While Raskin didn’t spell out the content or the appeal’s supporters, it signals further backlash against anti-Jewish commentary on the platform that has prompted companies such as Apple Inc. and Walt Disney Co. to halt advertising. Musk responded to the uproar on Sunday, saying on X that he isn’t antisemitic.

Last week, the X owner agreed with a post that said Jewish people hold a “dialectical hatred” of white people, responding with “You have said the actual truth.” 

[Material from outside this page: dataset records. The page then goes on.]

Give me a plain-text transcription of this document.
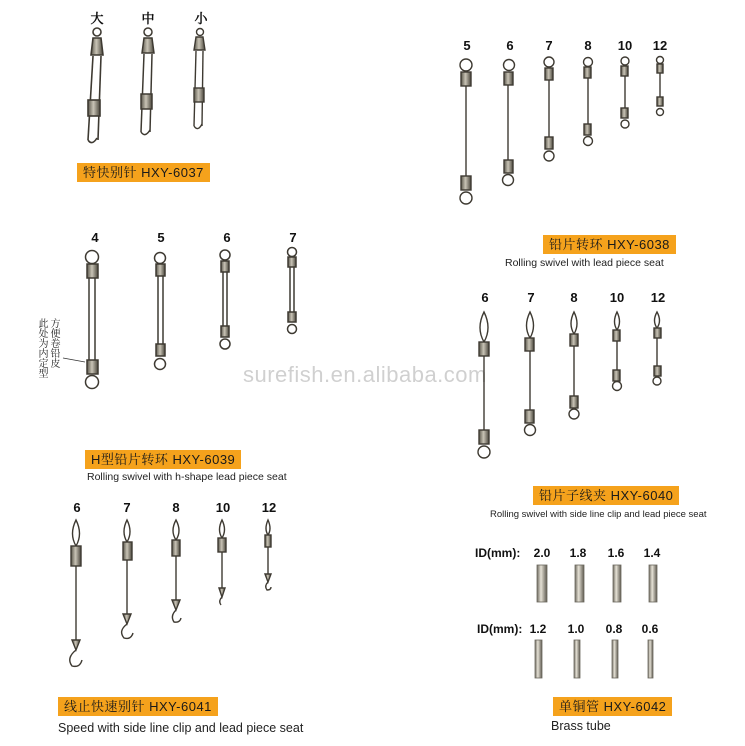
surefish.en.alibaba.com
大	中	小
特快别针 HXY-6037
5	6	7	8	10	12
铅片转环 HXY-6038
Rolling swivel with lead piece seat
4	5	6	7
方便卷铅皮
此处为内定型
H型铅片转环 HXY-6039
Rolling swivel with h-shape lead piece seat
6	7	8	10	12
铅片子线夹 HXY-6040
Rolling swivel with side line clip and lead piece seat
6	7	8	10	12
线止快速别针 HXY-6041
Speed with side line clip and lead piece seat
ID(mm):	2.0	1.8	1.6	1.4
ID(mm): 1.2	1.0	0.8	0.6
单铜管 HXY-6042
Brass tube
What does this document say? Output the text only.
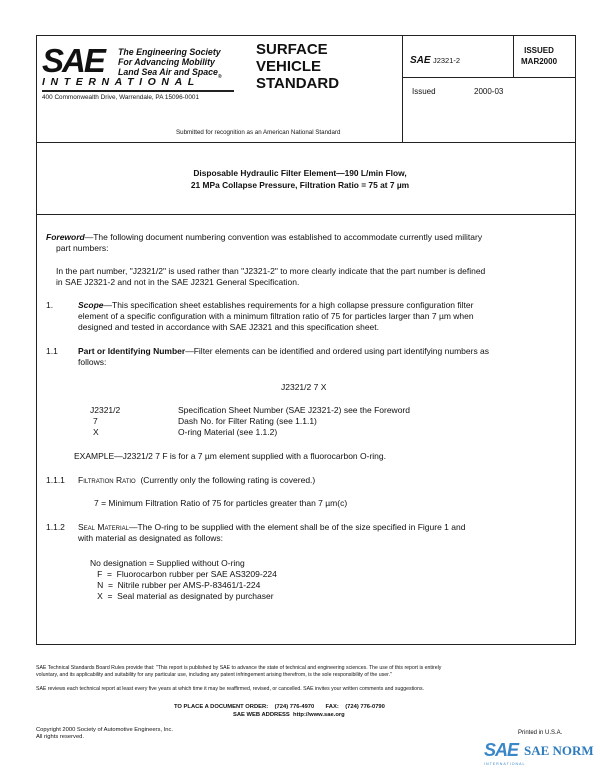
SAE The Engineering Society
For Advancing Mobility
Land Sea Air and Space$_®$
INTERNATIONAL
400 Commonwealth Drive, Warrendale, PA 15096-0001
SURFACE
VEHICLE
STANDARD
SAE J2321-2
ISSUED
MAR2000
Issued	2000-03
Submitted for recognition as an American National Standard
Disposable Hydraulic Filter Element—190 L/min Flow,
21 MPa Collapse Pressure, Filtration Ratio = 75 at 7 µm
Foreword—The following document numbering convention was established to accommodate currently used military
part numbers:
In the part number, "J2321/2" is used rather than "J2321-2" to more clearly indicate that the part number is defined
in SAE J2321-2 and not in the SAE J2321 General Specification.
1.	Scope—This specification sheet establishes requirements for a high collapse pressure configuration filter
element of a specific configuration with a minimum filtration ratio of 75 for particles larger than 7 µm when
designed and tested in accordance with SAE J2321 and this specification sheet.
1.1 Part or Identifying Number—Filter elements can be identified and ordered using part identifying numbers as
follows:
J2321/2 7 X
J2321/2	Specification Sheet Number (SAE J2321-2) see the Foreword
7	Dash No. for Filter Rating (see 1.1.1)
X	O-ring Material (see 1.1.2)
EXAMPLE—J2321/2 7 F is for a 7 µm element supplied with a fluorocarbon O-ring.
1.1.1 Filtration Ratio (Currently only the following rating is covered.)
7 = Minimum Filtration Ratio of 75 for particles greater than 7 µm(c)
1.1.2 Seal Material—The O-ring to be supplied with the element shall be of the size specified in Figure 1 and
with material as designated as follows:
No designation = Supplied without O-ring
F  =  Fluorocarbon rubber per SAE AS3209-224
N  =  Nitrile rubber per AMS-P-83461/1-224
X  =  Seal material as designated by purchaser
SAE Technical Standards Board Rules provide that: "This report is published by SAE to advance the state of technical and engineering sciences. The use of this report is entirely
voluntary, and its applicability and suitability for any particular use, including any patent infringement arising therefrom, is the sole responsibility of the user."
SAE reviews each technical report at least every five years at which time it may be reaffirmed, revised, or cancelled. SAE invites your written comments and suggestions.
TO PLACE A DOCUMENT ORDER: (724) 776-4970 FAX: (724) 776-0790
SAE WEB ADDRESS http://www.sae.org
Copyright 2000 Society of Automotive Engineers, Inc.
All rights reserved.
Printed in U.S.A.
SAE SAE NORM
INTERNATIONAL
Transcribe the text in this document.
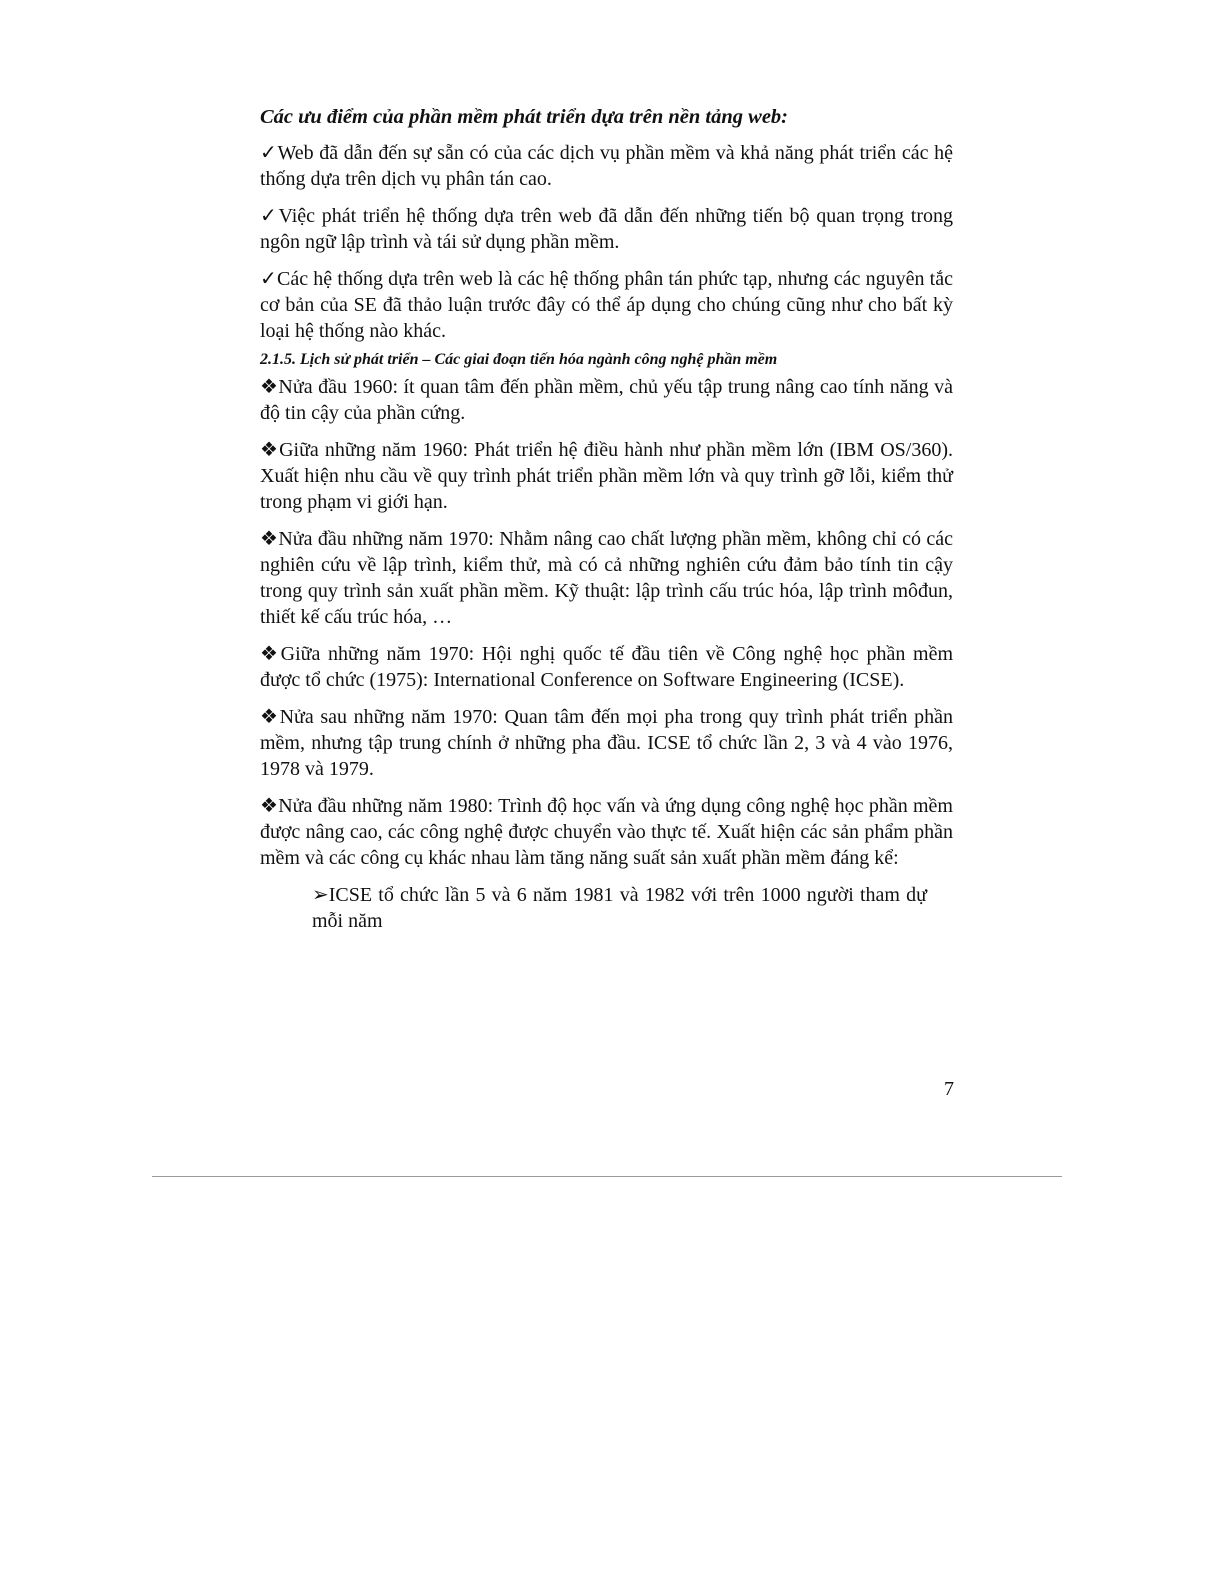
Các ưu điểm của phần mềm phát triển dựa trên nền tảng web:

✓Web đã dẫn đến sự sẵn có của các dịch vụ phần mềm và khả năng phát triển các hệ thống dựa trên dịch vụ phân tán cao.

✓Việc phát triển hệ thống dựa trên web đã dẫn đến những tiến bộ quan trọng trong ngôn ngữ lập trình và tái sử dụng phần mềm.

✓Các hệ thống dựa trên web là các hệ thống phân tán phức tạp, nhưng các nguyên tắc cơ bản của SE đã thảo luận trước đây có thể áp dụng cho chúng cũng như cho bất kỳ loại hệ thống nào khác.

2.1.5. Lịch sử phát triển – Các giai đoạn tiến hóa ngành công nghệ phần mềm

❖Nửa đầu 1960: ít quan tâm đến phần mềm, chủ yếu tập trung nâng cao tính năng và độ tin cậy của phần cứng.

❖Giữa những năm 1960: Phát triển hệ điều hành như phần mềm lớn (IBM OS/360). Xuất hiện nhu cầu về quy trình phát triển phần mềm lớn và quy trình gỡ lỗi, kiểm thử trong phạm vi giới hạn.

❖Nửa đầu những năm 1970: Nhằm nâng cao chất lượng phần mềm, không chỉ có các nghiên cứu về lập trình, kiểm thử, mà có cả những nghiên cứu đảm bảo tính tin cậy trong quy trình sản xuất phần mềm. Kỹ thuật: lập trình cấu trúc hóa, lập trình môđun, thiết kế cấu trúc hóa, …

❖Giữa những năm 1970: Hội nghị quốc tế đầu tiên về Công nghệ học phần mềm được tổ chức (1975): International Conference on Software Engineering (ICSE).

❖Nửa sau những năm 1970: Quan tâm đến mọi pha trong quy trình phát triển phần mềm, nhưng tập trung chính ở những pha đầu. ICSE tổ chức lần 2, 3 và 4 vào 1976, 1978 và 1979.

❖Nửa đầu những năm 1980: Trình độ học vấn và ứng dụng công nghệ học phần mềm được nâng cao, các công nghệ được chuyển vào thực tế. Xuất hiện các sản phẩm phần mềm và các công cụ khác nhau làm tăng năng suất sản xuất phần mềm đáng kể:

➢ICSE tổ chức lần 5 và 6 năm 1981 và 1982 với trên 1000 người tham dự mỗi năm

7
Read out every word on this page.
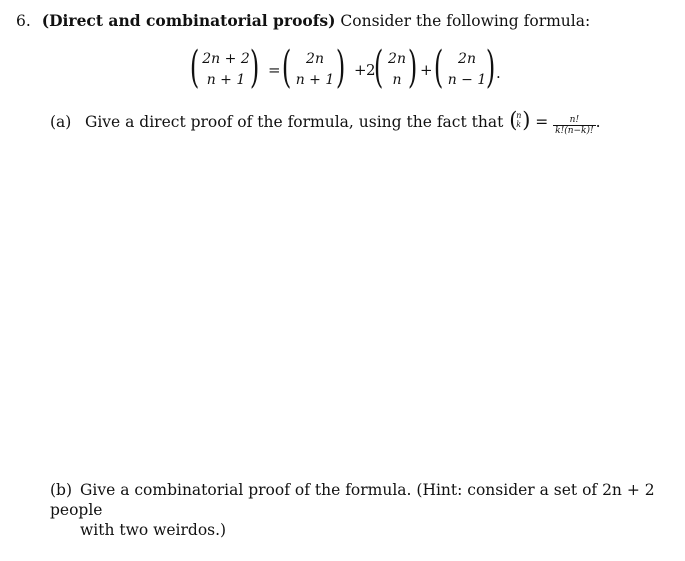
6. (Direct and combinatorial proofs) Consider the following formula:
( 2n + 2
n + 1 ) = (	2n
n + 1 ) + 2
( 2n
n ) + (	2n
n − 1 ) .
(a) Give a direct proof of the formula, using the fact that (
n
k ) = $\frac{n!}{k!(n-k)!}$ .
(b) Give a combinatorial proof of the formula. (Hint: consider a set of 2n + 2 people
with two weirdos.)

“I thought it was outrageous and dangerous,” Raskin said on CNN’s State of the Union on Sunday. “And we will be taking action with colleagues this week to write to him, to ask him to renounce those comments and to clean up his act.”

Senator Richard Blumenthal, a Democrat from Connecticut, called the post an “absolute abhorrence” and “sickening.” 

“I encourage, in fact, I urge advertisers like IBM, which has done so, to withdraw from X and to send a message to Elon Musk that hate has no place on this powerful megaphone,” Blumenthal said on NBC’s Meet the Press.

Musk said news stories calling him antisemitic were “bogus.”

“Nothing could be further from the truth,” he said on X. “I wish only the best for humanity and a prosperous and exciting future for all.”

Read more: Musk’s Comment and Rampant Antisemitism on X Fuel Outrage

The post also prompted backlash from the Biden administration and shareholders of Tesla Inc., Musk’s only publicly traded company. Some shareholders said he should be suspended as chief executive of the electric car maker. 

A range of advertisers have halted spending on X after a Media Matters report found that several companies ran ads on the social media platform next to pro-Nazi content. 

“X has been extremely clear about our efforts to combat antisemitism and discrimination,” Chief Executive Officer Linda Yaccarino said on the platform on Friday.

Hedge fund manager Bill Ackman defended Elon Musk in an X post on Saturday, saying that he is “not perfect, but the world is a vastly better place because of him.”

(Updates with Musk comments in second and seventh paragraphs.)